Great White Shark Kills Woman In Maine
Julie Dimperio Holowach was laughing as she and her daughter paddled into the water Monday off the coast of Maine's Bailey Island.
Suddenly Holowach, who was wearing a black wetsuit, started flailing, witness Tom Whyte told The Boston Globe. Her daughter swam back to shore, dropped to her knees and screamed for help, he said.
Nearby kayakers brought Holowach's badly injured body to shore. By the time paramedics arrived, the 63-year-old seasonal resident from New York City was already dead, killed in the first fatal shark attack in Maine's history.
Some researchers say the waters around Maine have more white sharks than they used to, as the predators go in search of seal meat.
"I think it's generally accepted that the increase in number of seals is leading to more white sharks coming closer to shore during some months," Nick Whitney, a senior scientist at the New England Aquarium, told Maine Public Radio.
After the attack, officials recovered a fragment of tooth. They sent the tooth to Gregory Skomal, a shark biologist at Massachusetts' Division of Marine Fisheries, who positively identified the shark as a great white.
"This is the only confirmed fatality in Maine waters from a shark attack," said the commissioner of Maine's Department of Marine Resources, Patrick Keliher, at a news conference Tuesday.
He urged swimmers and boaters to use caution near Bailey Island and to avoid swimming near schooling fish or seals. Schools of fish will attract seals, Keliher said. "The seals, in return, will attract sharks."
According to MPR, Keliher said Holowach's wetsuit might have made her look like a seal.
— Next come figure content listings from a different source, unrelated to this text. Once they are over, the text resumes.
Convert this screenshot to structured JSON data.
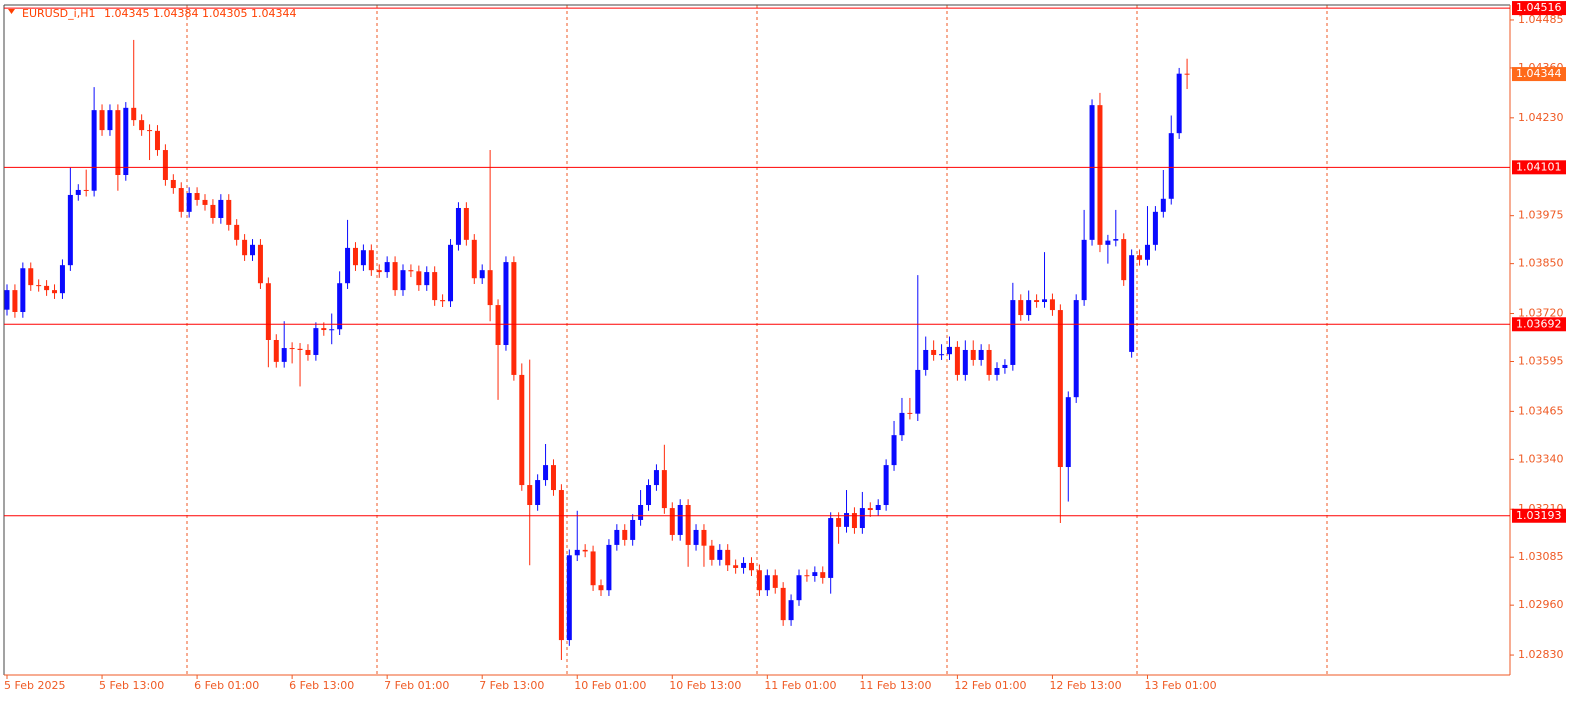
{
  "chart_data": {
    "type": "candlestick",
    "symbol": "EURUSD_i,H1",
    "categories": [
      "5 Feb 2025",
      null,
      null,
      null,
      null,
      null,
      null,
      null,
      null,
      null,
      null,
      null,
      "5 Feb 13:00",
      null,
      null,
      null,
      null,
      null,
      null,
      null,
      null,
      null,
      null,
      null,
      "6 Feb 01:00",
      null,
      null,
      null,
      null,
      null,
      null,
      null,
      null,
      null,
      null,
      null,
      "6 Feb 13:00",
      null,
      null,
      null,
      null,
      null,
      null,
      null,
      null,
      null,
      null,
      null,
      "7 Feb 01:00",
      null,
      null,
      null,
      null,
      null,
      null,
      null,
      null,
      null,
      null,
      null,
      "7 Feb 13:00",
      null,
      null,
      null,
      null,
      null,
      null,
      null,
      null,
      null,
      null,
      null,
      "10 Feb 01:00",
      null,
      null,
      null,
      null,
      null,
      null,
      null,
      null,
      null,
      null,
      null,
      "10 Feb 13:00",
      null,
      null,
      null,
      null,
      null,
      null,
      null,
      null,
      null,
      null,
      null,
      "11 Feb 01:00",
      null,
      null,
      null,
      null,
      null,
      null,
      null,
      null,
      null,
      null,
      null,
      "11 Feb 13:00",
      null,
      null,
      null,
      null,
      null,
      null,
      null,
      null,
      null,
      null,
      null,
      "12 Feb 01:00",
      null,
      null,
      null,
      null,
      null,
      null,
      null,
      null,
      null,
      null,
      null,
      "12 Feb 13:00",
      null,
      null,
      null,
      null,
      null,
      null,
      null,
      null,
      null,
      null,
      null,
      "13 Feb 01:00",
      null,
      null,
      null,
      null,
      null
    ],
    "open": [
      1.0373,
      1.03781,
      1.03724,
      1.03838,
      1.03794,
      1.03792,
      1.03781,
      1.03773,
      1.03846,
      1.04029,
      1.04042,
      1.0404,
      1.0425,
      1.04198,
      1.0425,
      1.04081,
      1.04256,
      1.04224,
      1.04198,
      1.04196,
      1.04146,
      1.04068,
      1.04047,
      1.03985,
      1.04034,
      1.04016,
      1.04003,
      1.03969,
      1.04016,
      1.03951,
      1.03912,
      1.03872,
      1.03899,
      1.03799,
      1.03651,
      1.03594,
      1.0363,
      1.03628,
      1.03625,
      1.03612,
      1.03682,
      1.03677,
      1.03679,
      1.03799,
      1.03891,
      1.03846,
      1.03885,
      1.03833,
      1.03828,
      1.03854,
      1.03781,
      1.03833,
      1.0383,
      1.03794,
      1.03828,
      1.03755,
      1.03752,
      1.03899,
      1.03995,
      1.03912,
      1.03812,
      1.03833,
      1.03742,
      1.03638,
      1.03854,
      1.0356,
      1.03273,
      1.03221,
      1.03286,
      1.03325,
      1.0326,
      1.02869,
      1.0309,
      1.03104,
      1.031,
      1.03012,
      1.02999,
      1.03117,
      1.03156,
      1.0313,
      1.03182,
      1.03221,
      1.03273,
      1.03312,
      1.03213,
      1.03143,
      1.03221,
      1.03117,
      1.03156,
      1.03115,
      1.03078,
      1.03104,
      1.03064,
      1.03057,
      1.0307,
      1.03051,
      1.02999,
      1.03038,
      1.03005,
      1.02921,
      1.02973,
      1.03038,
      1.03036,
      1.03046,
      1.03031,
      1.03187,
      1.03164,
      1.032,
      1.03161,
      1.03213,
      1.03208,
      1.03221,
      1.03325,
      1.03403,
      1.03461,
      1.03459,
      1.03573,
      1.03625,
      1.03612,
      1.03614,
      1.03633,
      1.0356,
      1.03625,
      1.03599,
      1.03625,
      1.0356,
      1.03578,
      1.03586,
      1.03755,
      1.03716,
      1.03755,
      1.0375,
      1.03757,
      1.03729,
      1.0332,
      1.03502,
      1.03755,
      1.03912,
      1.04263,
      1.03899,
      1.0391,
      1.03914,
      1.0362,
      1.03872,
      1.0386,
      1.03899,
      1.03985,
      1.04019,
      1.0419,
      1.04345
    ],
    "high": [
      1.03796,
      1.03796,
      1.03853,
      1.03853,
      1.03809,
      1.03807,
      1.03796,
      1.03861,
      1.041,
      1.04057,
      1.04095,
      1.0431,
      1.04265,
      1.04265,
      1.04265,
      1.04271,
      1.04433,
      1.04239,
      1.04213,
      1.04211,
      1.04161,
      1.04083,
      1.04062,
      1.04049,
      1.04049,
      1.04031,
      1.04018,
      1.04031,
      1.04031,
      1.03966,
      1.03927,
      1.03914,
      1.03914,
      1.03814,
      1.03666,
      1.037,
      1.03645,
      1.03643,
      1.0364,
      1.03697,
      1.03697,
      1.0372,
      1.0383,
      1.03964,
      1.03906,
      1.039,
      1.039,
      1.03848,
      1.03869,
      1.03869,
      1.03848,
      1.03848,
      1.03845,
      1.03843,
      1.03843,
      1.0377,
      1.03914,
      1.0401,
      1.0401,
      1.03927,
      1.03848,
      1.04146,
      1.03757,
      1.03869,
      1.03869,
      1.0359,
      1.036,
      1.03301,
      1.0338,
      1.0334,
      1.03275,
      1.03105,
      1.03206,
      1.03119,
      1.03115,
      1.03027,
      1.03132,
      1.03171,
      1.03171,
      1.03197,
      1.0326,
      1.03288,
      1.03327,
      1.03378,
      1.03228,
      1.03236,
      1.03236,
      1.03171,
      1.03171,
      1.0313,
      1.03119,
      1.03119,
      1.03079,
      1.03085,
      1.03085,
      1.03066,
      1.03053,
      1.03053,
      1.0302,
      1.02988,
      1.03053,
      1.03053,
      1.03061,
      1.03061,
      1.03202,
      1.03202,
      1.0326,
      1.03215,
      1.03255,
      1.03228,
      1.03236,
      1.0334,
      1.0344,
      1.035,
      1.035,
      1.0382,
      1.0366,
      1.0365,
      1.0364,
      1.0366,
      1.03648,
      1.0365,
      1.0365,
      1.0364,
      1.0364,
      1.03593,
      1.03601,
      1.038,
      1.0377,
      1.0378,
      1.0377,
      1.0388,
      1.03772,
      1.03744,
      1.03517,
      1.0377,
      1.0399,
      1.04278,
      1.04295,
      1.03925,
      1.0399,
      1.03929,
      1.03887,
      1.03887,
      1.04,
      1.04,
      1.04094,
      1.04236,
      1.0436,
      1.04384
    ],
    "low": [
      1.03715,
      1.03709,
      1.03709,
      1.03779,
      1.03777,
      1.03766,
      1.03758,
      1.03758,
      1.03831,
      1.04014,
      1.04025,
      1.04025,
      1.04183,
      1.04183,
      1.0404,
      1.04066,
      1.04209,
      1.04183,
      1.0412,
      1.04131,
      1.04053,
      1.04032,
      1.0397,
      1.0397,
      1.04001,
      1.03988,
      1.03954,
      1.03954,
      1.03936,
      1.03897,
      1.03857,
      1.03857,
      1.03784,
      1.0358,
      1.03579,
      1.03579,
      1.0359,
      1.0353,
      1.03597,
      1.03597,
      1.03662,
      1.0364,
      1.03664,
      1.03784,
      1.03831,
      1.03831,
      1.03818,
      1.03813,
      1.03813,
      1.03766,
      1.03766,
      1.03815,
      1.03779,
      1.03779,
      1.0374,
      1.03737,
      1.03737,
      1.03884,
      1.03897,
      1.03797,
      1.03797,
      1.037,
      1.03495,
      1.03623,
      1.03545,
      1.03258,
      1.03064,
      1.03206,
      1.03271,
      1.03245,
      1.02817,
      1.02854,
      1.03075,
      1.03085,
      1.02997,
      1.02984,
      1.02984,
      1.03102,
      1.03115,
      1.03115,
      1.03167,
      1.03206,
      1.03258,
      1.03198,
      1.03128,
      1.03128,
      1.0306,
      1.03102,
      1.0306,
      1.03063,
      1.03063,
      1.03049,
      1.03042,
      1.03042,
      1.03036,
      1.02984,
      1.02984,
      1.0299,
      1.02906,
      1.02906,
      1.02958,
      1.03021,
      1.03021,
      1.03016,
      1.0299,
      1.0312,
      1.03149,
      1.03146,
      1.03146,
      1.0319,
      1.03193,
      1.03206,
      1.0331,
      1.03388,
      1.03444,
      1.0344,
      1.03558,
      1.03597,
      1.03599,
      1.03599,
      1.03545,
      1.03545,
      1.03584,
      1.03584,
      1.03545,
      1.03545,
      1.03563,
      1.03571,
      1.03701,
      1.03701,
      1.03735,
      1.03735,
      1.03714,
      1.03174,
      1.0323,
      1.03487,
      1.0374,
      1.03897,
      1.0388,
      1.0385,
      1.03895,
      1.03792,
      1.03605,
      1.03845,
      1.03845,
      1.03884,
      1.0397,
      1.04004,
      1.04175,
      1.04305
    ],
    "close": [
      1.03781,
      1.03724,
      1.03838,
      1.03794,
      1.03792,
      1.03781,
      1.03773,
      1.03846,
      1.04029,
      1.04042,
      1.0404,
      1.0425,
      1.04198,
      1.0425,
      1.04081,
      1.04256,
      1.04224,
      1.04198,
      1.04196,
      1.04146,
      1.04068,
      1.04047,
      1.03985,
      1.04034,
      1.04016,
      1.04003,
      1.03969,
      1.04016,
      1.03951,
      1.03912,
      1.03872,
      1.03899,
      1.03799,
      1.03651,
      1.03594,
      1.0363,
      1.03628,
      1.03625,
      1.03612,
      1.03682,
      1.03677,
      1.03679,
      1.03799,
      1.03891,
      1.03846,
      1.03885,
      1.03833,
      1.03828,
      1.03854,
      1.03781,
      1.03833,
      1.0383,
      1.03794,
      1.03828,
      1.03755,
      1.03752,
      1.03899,
      1.03995,
      1.03912,
      1.03812,
      1.03833,
      1.03742,
      1.03638,
      1.03854,
      1.0356,
      1.03273,
      1.03221,
      1.03286,
      1.03325,
      1.0326,
      1.02869,
      1.0309,
      1.03104,
      1.031,
      1.03012,
      1.02999,
      1.03117,
      1.03156,
      1.0313,
      1.03182,
      1.03221,
      1.03273,
      1.03312,
      1.03213,
      1.03143,
      1.03221,
      1.03117,
      1.03156,
      1.03115,
      1.03078,
      1.03104,
      1.03064,
      1.03057,
      1.0307,
      1.03051,
      1.02999,
      1.03038,
      1.03005,
      1.02921,
      1.02973,
      1.03038,
      1.03036,
      1.03046,
      1.03031,
      1.03187,
      1.03164,
      1.032,
      1.03161,
      1.03213,
      1.03208,
      1.03221,
      1.03325,
      1.03403,
      1.03461,
      1.03459,
      1.03573,
      1.03625,
      1.03612,
      1.03614,
      1.03633,
      1.0356,
      1.03625,
      1.03599,
      1.03625,
      1.0356,
      1.03578,
      1.03586,
      1.03755,
      1.03716,
      1.03755,
      1.0375,
      1.03757,
      1.03729,
      1.0332,
      1.03502,
      1.03755,
      1.03912,
      1.04263,
      1.03899,
      1.0391,
      1.03914,
      1.03807,
      1.03872,
      1.0386,
      1.03899,
      1.03985,
      1.04019,
      1.0419,
      1.04345,
      1.04344
    ],
    "up_color": "#0a0aff",
    "down_color": "#ff2a0a",
    "ylim": [
      1.02778,
      1.04524
    ],
    "yticks": [
      1.04485,
      {
        "value": 1.0436,
        "label": "1.04360"
      },
      {
        "value": 1.0423,
        "label": "1.04230"
      },
      1.03975,
      {
        "value": 1.0385,
        "label": "1.03850"
      },
      {
        "value": 1.0372,
        "label": "1.03720"
      },
      1.03595,
      1.03465,
      {
        "value": 1.0334,
        "label": "1.03340"
      },
      {
        "value": 1.0321,
        "label": "1.03210"
      },
      1.03085,
      {
        "value": 1.0296,
        "label": "1.02960"
      },
      {
        "value": 1.0283,
        "label": "1.02830"
      }
    ],
    "hlines": [
      1.04516,
      1.04101,
      1.03692,
      1.03193
    ],
    "hline_color": "#ff0000",
    "price_color": "#ff6a1a",
    "axis_color": "#ef5a24"
  }
}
The only other confirmed shark attack in Maine waters happened 10 years ago in Eastport, he said. A scuba diver caught that attack on film.
Shark attacks have been on a steady decrease over the past decade, with only five fatal attacks in 2019, according to data from the International Shark Attack File, maintained by the Florida Museum of Natural History and the University of Florida. The decrease is because of advances in beach safety, medical treatment and public awareness, they say.
Shark attacks on humans are "incredibly rare," Gavin Naylor, program director for the International Shark Attack File, told The New York Times. "We like to tell people there is a much higher chance of being struck by lightning than being bitten by a shark."